C’est comme si aujourd’hui on se demandait à nouveau où va le travail, comme si « l’on redécouvrait le travail dans son contenu, dans son statut de valeur, selon un langage qui passait, il y a peu encore, pour daté sinon ringard ». Comment expliquer la puissance du questionnement contemporain autour du travail et quelle peut être la contribution du christianisme à cette réflexion dans un contexte de métamorphose de l’emploi ? Autant de questions que se pose Jacques Le Goff dans Le retour en grâce du travail, un ouvrage concis et bien écrit.

Au plus près du terrain

Longtemps, la pensée chrétienne a considéré que la valeur était extérieure au travail, note le professeur émérite de droit public de l’Université de Brest : « d’un côté, le sourire de l’expression spontanée et créative des capacités, de l’autre le visage blême de la turpitude sans fin avant l’âge de la retraite ». Depuis les années 1980-1990 pourtant, les importantes mutations techniques, économiques et culturelles ont modifié en profondeur le style de l’activité professionnelle, en accordant une « place inédite à l’individu devenu sujet et acteur du travail ».

L’auteur réfléchit aux conséquences de cette évolution : l’individu souhaite s’accomplir en tant que personne dans son métier tout en attendant de la société une reconnaissance dans et par le travail. D’où l’importance de replacer le travail au centre du débat public non seulement sur son versant emploi, mais aussi comme « l’un des grands épicentres de la vie personnelle et sociale ». Cela suppose de l’envisager au plus près du terrain, d’aller au-delà du registre technique de l’activité.

Pourtant, « si le droit du travail connaît les travailleurs dans leur cadre d’exercice - l’entreprise -, il ignore presque tout de la signification du mot travail qui ne semble pas constituer un objet de réflexion pertinent » écrit-il. En effet, cette problématique est réputée philosophique, et le sens et le contenu du travail sont souvent donnés pour évidents, « ce qui est loin d’être le cas ».

Par travail on entend essentiellement le travail contraint, répondant à la nécessité, alors même que sa fonction utilitaire n’épuise pas toute sa signification. L’auteur compare ainsi le travail à « un instrument à plusieurs cordes dont l’une, la plus grave, fait entendre le chant profond et triste de la contrainte tandis que les autres renvoient une autre musique plus alerte ».

Redonner des couleurs

La pénibilité du travail, au centre du débat social, résulterait moins de la seule dépense d’énergie et de temps que du rapport entre cette contribution et la rétribution, monétaire mais aussi en termes de construction de soi, de satisfaction personnelle. « En sorte que des travaux difficiles, exigeants, astreignants seront toujours beaucoup mieux supportés que d’autres plus simples mais moins gratifiants et n’impliquant qu’un faible investissement de soi ».

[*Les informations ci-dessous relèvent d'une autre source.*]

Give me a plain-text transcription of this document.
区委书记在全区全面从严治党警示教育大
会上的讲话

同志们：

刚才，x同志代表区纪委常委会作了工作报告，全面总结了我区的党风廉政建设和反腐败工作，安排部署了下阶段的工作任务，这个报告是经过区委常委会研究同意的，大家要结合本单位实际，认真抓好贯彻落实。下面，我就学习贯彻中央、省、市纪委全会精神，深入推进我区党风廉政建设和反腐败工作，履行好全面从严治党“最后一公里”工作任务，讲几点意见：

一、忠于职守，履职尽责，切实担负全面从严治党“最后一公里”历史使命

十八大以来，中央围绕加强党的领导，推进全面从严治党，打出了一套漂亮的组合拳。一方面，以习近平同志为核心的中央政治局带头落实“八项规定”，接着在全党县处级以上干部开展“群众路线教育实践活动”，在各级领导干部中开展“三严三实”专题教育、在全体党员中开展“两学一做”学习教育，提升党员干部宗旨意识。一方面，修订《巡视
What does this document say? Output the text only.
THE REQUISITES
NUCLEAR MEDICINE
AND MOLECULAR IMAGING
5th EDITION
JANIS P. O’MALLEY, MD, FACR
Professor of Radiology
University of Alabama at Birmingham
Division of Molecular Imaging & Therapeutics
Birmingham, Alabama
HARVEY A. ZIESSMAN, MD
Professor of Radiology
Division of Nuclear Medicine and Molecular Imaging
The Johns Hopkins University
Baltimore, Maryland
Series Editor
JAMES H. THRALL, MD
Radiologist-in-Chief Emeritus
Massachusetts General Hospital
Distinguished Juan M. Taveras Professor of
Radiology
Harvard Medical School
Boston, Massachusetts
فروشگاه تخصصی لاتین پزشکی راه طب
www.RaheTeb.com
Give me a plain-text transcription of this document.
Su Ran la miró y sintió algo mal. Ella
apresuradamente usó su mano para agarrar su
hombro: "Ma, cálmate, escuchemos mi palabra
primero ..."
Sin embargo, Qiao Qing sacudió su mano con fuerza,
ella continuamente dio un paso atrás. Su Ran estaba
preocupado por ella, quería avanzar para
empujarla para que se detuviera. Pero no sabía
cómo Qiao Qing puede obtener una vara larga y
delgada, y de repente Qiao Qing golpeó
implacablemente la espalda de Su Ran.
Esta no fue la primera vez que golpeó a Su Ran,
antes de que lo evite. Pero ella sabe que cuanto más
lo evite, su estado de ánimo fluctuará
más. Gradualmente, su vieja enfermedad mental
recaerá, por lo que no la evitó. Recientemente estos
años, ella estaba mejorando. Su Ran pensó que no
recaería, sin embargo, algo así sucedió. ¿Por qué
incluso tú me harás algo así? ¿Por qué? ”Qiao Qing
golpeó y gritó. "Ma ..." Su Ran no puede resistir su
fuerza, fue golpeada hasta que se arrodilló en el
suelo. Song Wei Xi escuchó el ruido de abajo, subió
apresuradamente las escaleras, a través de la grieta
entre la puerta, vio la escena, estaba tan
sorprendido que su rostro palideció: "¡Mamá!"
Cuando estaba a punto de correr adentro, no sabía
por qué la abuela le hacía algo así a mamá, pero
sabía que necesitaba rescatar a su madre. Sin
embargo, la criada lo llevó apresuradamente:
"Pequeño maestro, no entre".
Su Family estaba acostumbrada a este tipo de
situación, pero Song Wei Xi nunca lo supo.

Le coût humain du travail n’est donc pas à lui seul un critère suffisant pour juger de sa valeur. Il faut aussi prendre en compte sa fonction expressive et le problème est justement « de trouver, entre ces deux versants de l’activité, le plus juste équilibre ». Il s’agit donc de faire part à des aspirations trop longtemps négligées, à savoir : le travail bien fait, la reconnaissance des compétences réelles dans un rapport de confiance supposant un engagement de responsabilité, et une meilleure visibilité des finalités du travail et de l’entreprise avec « le sentiment corollaire d’une participation à une oeuvre réellement commune ».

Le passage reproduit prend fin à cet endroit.